Bertocchini typically focuses on the early development of chick embryos, but “in my free time, I am a beekeeper,” she said. While cleaning empty beehives, she found wax worms, which are a pest for beekeepers, and placed them in plastic bag. Unexpectedly, after a short while, “the plastic bag was full of holes,” Bertocchini recalled.

In experiments, the researchers found that when a polyethylene film was left in direct contact with wax worms, holes started appearing after 40 minutes, with an estimated 2.2 holes per worm per hour. After roughly 12 hours, about 100 wax worms had chewed 92 milligrams worth of holes in a standard polyethylene shopping bag.

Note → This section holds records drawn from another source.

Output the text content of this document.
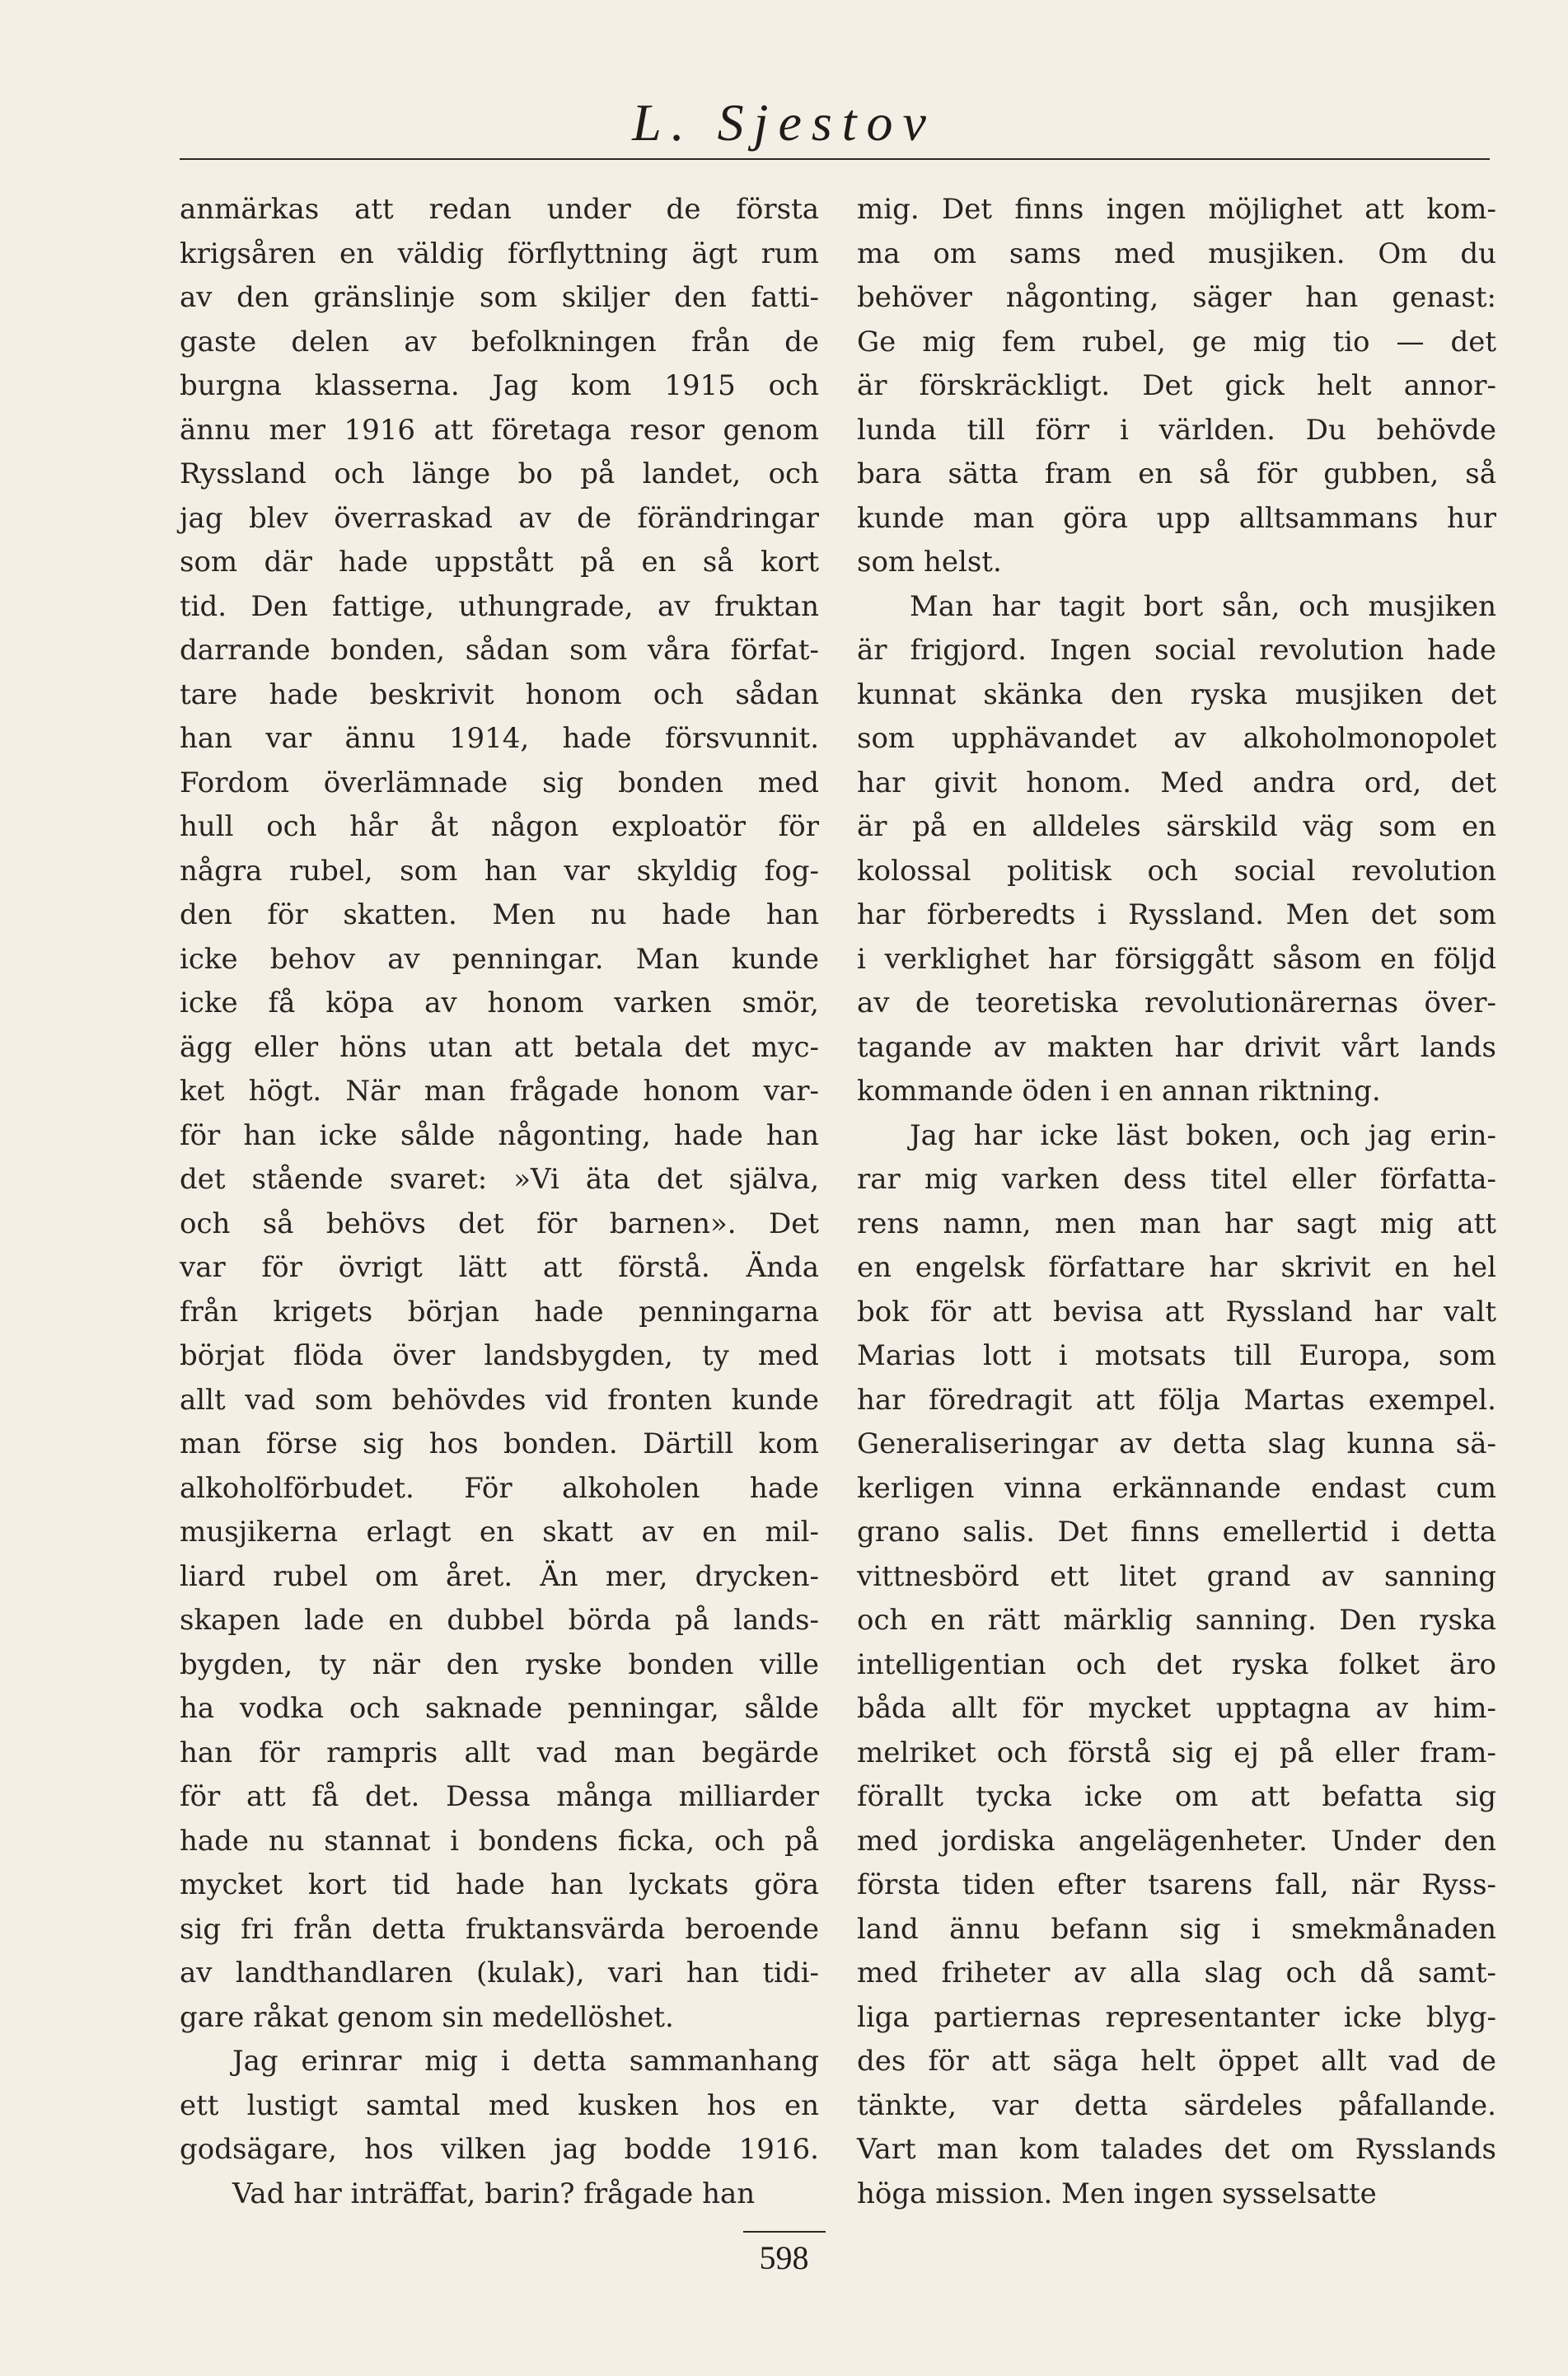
L. Sjestov
anmärkas att redan under de första
krigsåren en väldig förflyttning ägt rum
av den gränslinje som skiljer den fatti-
gaste delen av befolkningen från de
burgna klasserna. Jag kom 1915 och
ännu mer 1916 att företaga resor genom
Ryssland och länge bo på landet, och
jag blev överraskad av de förändringar
som där hade uppstått på en så kort
tid. Den fattige, uthungrade, av fruktan
darrande bonden, sådan som våra förfat-
tare hade beskrivit honom och sådan
han var ännu 1914, hade försvunnit.
Fordom överlämnade sig bonden med
hull och hår åt någon exploatör för
några rubel, som han var skyldig fog-
den för skatten. Men nu hade han
icke behov av penningar. Man kunde
icke få köpa av honom varken smör,
ägg eller höns utan att betala det myc-
ket högt. När man frågade honom var-
för han icke sålde någonting, hade han
det stående svaret: »Vi äta det själva,
och så behövs det för barnen». Det
var för övrigt lätt att förstå. Ända
från krigets början hade penningarna
börjat flöda över landsbygden, ty med
allt vad som behövdes vid fronten kunde
man förse sig hos bonden. Därtill kom
alkoholförbudet. För alkoholen hade
musjikerna erlagt en skatt av en mil-
liard rubel om året. Än mer, drycken-
skapen lade en dubbel börda på lands-
bygden, ty när den ryske bonden ville
ha vodka och saknade penningar, sålde
han för rampris allt vad man begärde
för att få det. Dessa många milliarder
hade nu stannat i bondens ficka, och på
mycket kort tid hade han lyckats göra
sig fri från detta fruktansvärda beroende
av landthandlaren (kulak), vari han tidi-
gare råkat genom sin medellöshet.
Jag erinrar mig i detta sammanhang
ett lustigt samtal med kusken hos en
godsägare, hos vilken jag bodde 1916.
Vad har inträffat, barin? frågade han
mig. Det finns ingen möjlighet att kom-
ma om sams med musjiken. Om du
behöver någonting, säger han genast:
Ge mig fem rubel, ge mig tio — det
är förskräckligt. Det gick helt annor-
lunda till förr i världen. Du behövde
bara sätta fram en så för gubben, så
kunde man göra upp alltsammans hur
som helst.
Man har tagit bort sån, och musjiken
är frigjord. Ingen social revolution hade
kunnat skänka den ryska musjiken det
som upphävandet av alkoholmonopolet
har givit honom. Med andra ord, det
är på en alldeles särskild väg som en
kolossal politisk och social revolution
har förberedts i Ryssland. Men det som
i verklighet har försiggått såsom en följd
av de teoretiska revolutionärernas över-
tagande av makten har drivit vårt lands
kommande öden i en annan riktning.
Jag har icke läst boken, och jag erin-
rar mig varken dess titel eller författa-
rens namn, men man har sagt mig att
en engelsk författare har skrivit en hel
bok för att bevisa att Ryssland har valt
Marias lott i motsats till Europa, som
har föredragit att följa Martas exempel.
Generaliseringar av detta slag kunna sä-
kerligen vinna erkännande endast cum
grano salis. Det finns emellertid i detta
vittnesbörd ett litet grand av sanning
och en rätt märklig sanning. Den ryska
intelligentian och det ryska folket äro
båda allt för mycket upptagna av him-
melriket och förstå sig ej på eller fram-
förallt tycka icke om att befatta sig
med jordiska angelägenheter. Under den
första tiden efter tsarens fall, när Ryss-
land ännu befann sig i smekmånaden
med friheter av alla slag och då samt-
liga partiernas representanter icke blyg-
des för att säga helt öppet allt vad de
tänkte, var detta särdeles påfallande.
Vart man kom talades det om Rysslands
höga mission. Men ingen sysselsatte
598
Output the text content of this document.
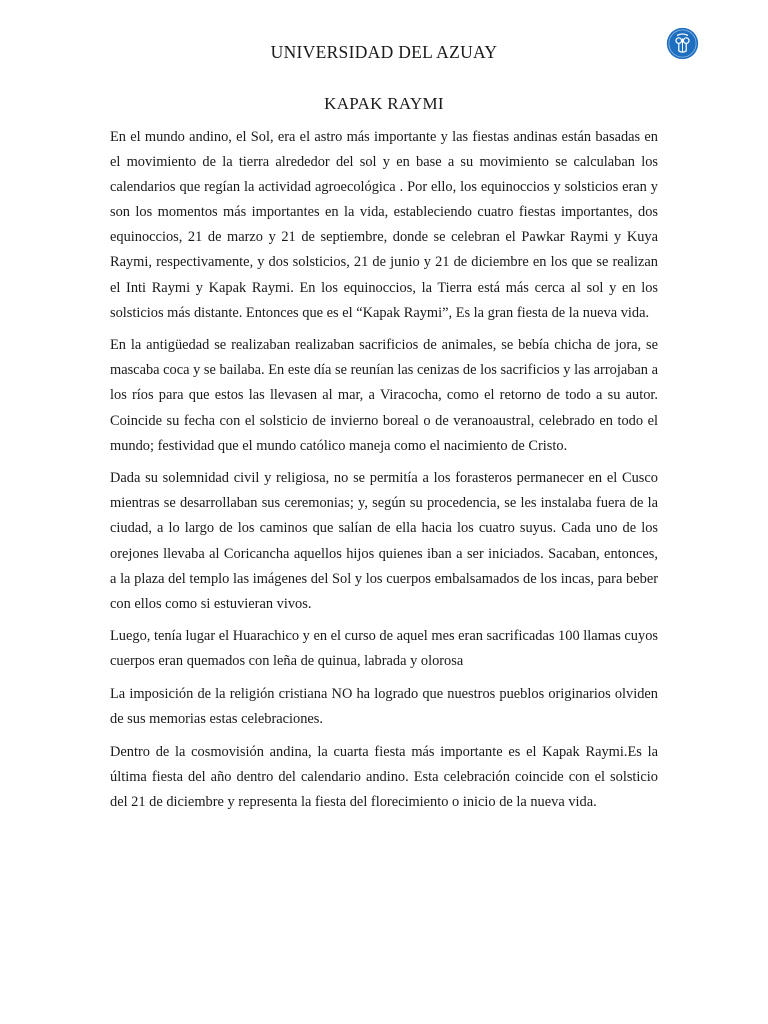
UNIVERSIDAD DEL AZUAY
KAPAK RAYMI

En el mundo andino, el Sol, era el astro más importante y las fiestas andinas están basadas en el movimiento de la tierra alrededor del sol y en base a su movimiento se calculaban los calendarios que regían la actividad agroecológica . Por ello, los equinoccios y solsticios eran y son los momentos más importantes en la vida, estableciendo cuatro fiestas importantes, dos equinoccios, 21 de marzo y 21 de septiembre, donde se celebran el Pawkar Raymi y Kuya Raymi, respectivamente, y dos solsticios, 21 de junio y 21 de diciembre en los que se realizan el Inti Raymi y Kapak Raymi. En los equinoccios, la Tierra está más cerca al sol y en los solsticios más distante. Entonces que es el “Kapak Raymi”, Es la gran fiesta de la nueva vida.

En la antigüedad se realizaban realizaban sacrificios de animales, se bebía chicha de jora, se mascaba coca y se bailaba. En este día se reunían las cenizas de los sacrificios y las arrojaban a los ríos para que estos las llevasen al mar, a Viracocha, como el retorno de todo a su autor. Coincide su fecha con el solsticio de invierno boreal o de veranoaustral, celebrado en todo el mundo; festividad que el mundo católico maneja como el nacimiento de Cristo.

Dada su solemnidad civil y religiosa, no se permitía a los forasteros permanecer en el Cusco mientras se desarrollaban sus ceremonias; y, según su procedencia, se les instalaba fuera de la ciudad, a lo largo de los caminos que salían de ella hacia los cuatro suyus. Cada uno de los orejones llevaba al Coricancha aquellos hijos quienes iban a ser iniciados. Sacaban, entonces, a la plaza del templo las imágenes del Sol y los cuerpos embalsamados de los incas, para beber con ellos como si estuvieran vivos.

Luego, tenía lugar el Huarachico y en el curso de aquel mes eran sacrificadas 100 llamas cuyos cuerpos eran quemados con leña de quinua, labrada y olorosa

La imposición de la religión cristiana NO ha logrado que nuestros pueblos originarios olviden de sus memorias estas celebraciones.

Dentro de la cosmovisión andina, la cuarta fiesta más importante es el Kapak Raymi.Es la última fiesta del año dentro del calendario andino. Esta celebración coincide con el solsticio del 21 de diciembre y representa la fiesta del florecimiento o inicio de la nueva vida.
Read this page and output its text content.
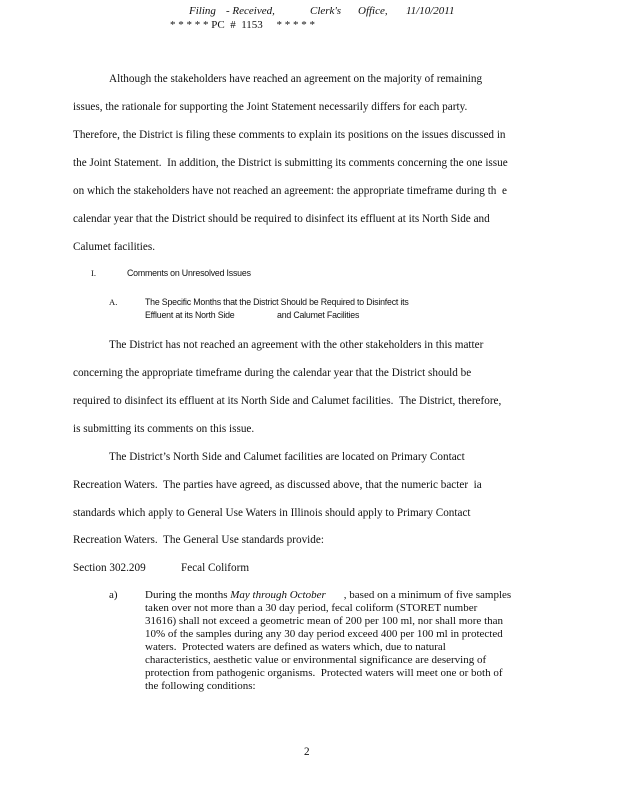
Filing - Received,	Clerk's Office, 11/10/2011
* * * * * PC  #  1153     * * * * *
Although the stakeholders have reached an agreement on the majority of remaining
issues, the rationale for supporting the Joint Statement necessarily differs for each party.
Therefore, the District is filing these comments to explain its positions on the issues discussed in
the Joint Statement.  In addition, the District is submitting its comments concerning the one issue
on which the stakeholders have not reached an agreement: the appropriate timeframe during th  e
calendar year that the District should be required to disinfect its effluent at its North Side and
Calumet facilities.
I.	Comments on Unresolved Issues
A.	The Specific Months that the District Should be Required to Disinfect its
Effluent at its North Side	and Calumet Facilities
The District has not reached an agreement with the other stakeholders in this matter
concerning the appropriate timeframe during the calendar year that the District should be
required to disinfect its effluent at its North Side and Calumet facilities.  The District, therefore,
is submitting its comments on this issue.
The District’s North Side and Calumet facilities are located on Primary Contact
Recreation Waters.  The parties have agreed, as discussed above, that the numeric bacter  ia
standards which apply to General Use Waters in Illinois should apply to Primary Contact
Recreation Waters.  The General Use standards provide:
Section 302.209	Fecal Coliform
a) During the months May through October , based on a minimum of five samples
taken over not more than a 30 day period, fecal coliform (STORET number
31616) shall not exceed a geometric mean of 200 per 100 ml, nor shall more than
10% of the samples during any 30 day period exceed 400 per 100 ml in protected
waters.  Protected waters are defined as waters which, due to natural
characteristics, aesthetic value or environmental significance are deserving of
protection from pathogenic organisms.  Protected waters will meet one or both of
the following conditions:
2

When the scientists rendered wax worms into a slurry, they found out the insects were doing more than just eating the plastic. The caterpillar slurry was capable of biodegrading polyethylene, breaking it down into ethylene glycol, a compound often used in antifreeze and as an ingredient in plastics. The scientists detailed their findings online April 24 in the journal Current Biology.

Learning More

These wax worms did not evolve to eat plastic; instead, the researchers suspect this newfound ability is a byproduct of eating honeycomb — beeswax has a chemical structure similar to polyethylene’s, Bertocchini said.

There were a few previous attempts to break down polyethylene using fungi and bacteria, but such biodegradation took weeks to months. One prior study even used bacteria from wax worm guts to break down plastic, but didn’t observe that the process generated ethylene glycol, Bertocchini and her colleagues noted.

The aim now is to isolate the molecules or microbes that wax worms use to biodegrade polyethylene. “Once we get to that point, we’ll see if we can actually produce it at a large scale and apply it to get rid of polyethylene,” Bertocchini said.

Future research can investigate whether there are other wax-eating organisms that might also be capable of biodegrading plastic.

“The wonders of nature are endless,” Bertocchini said.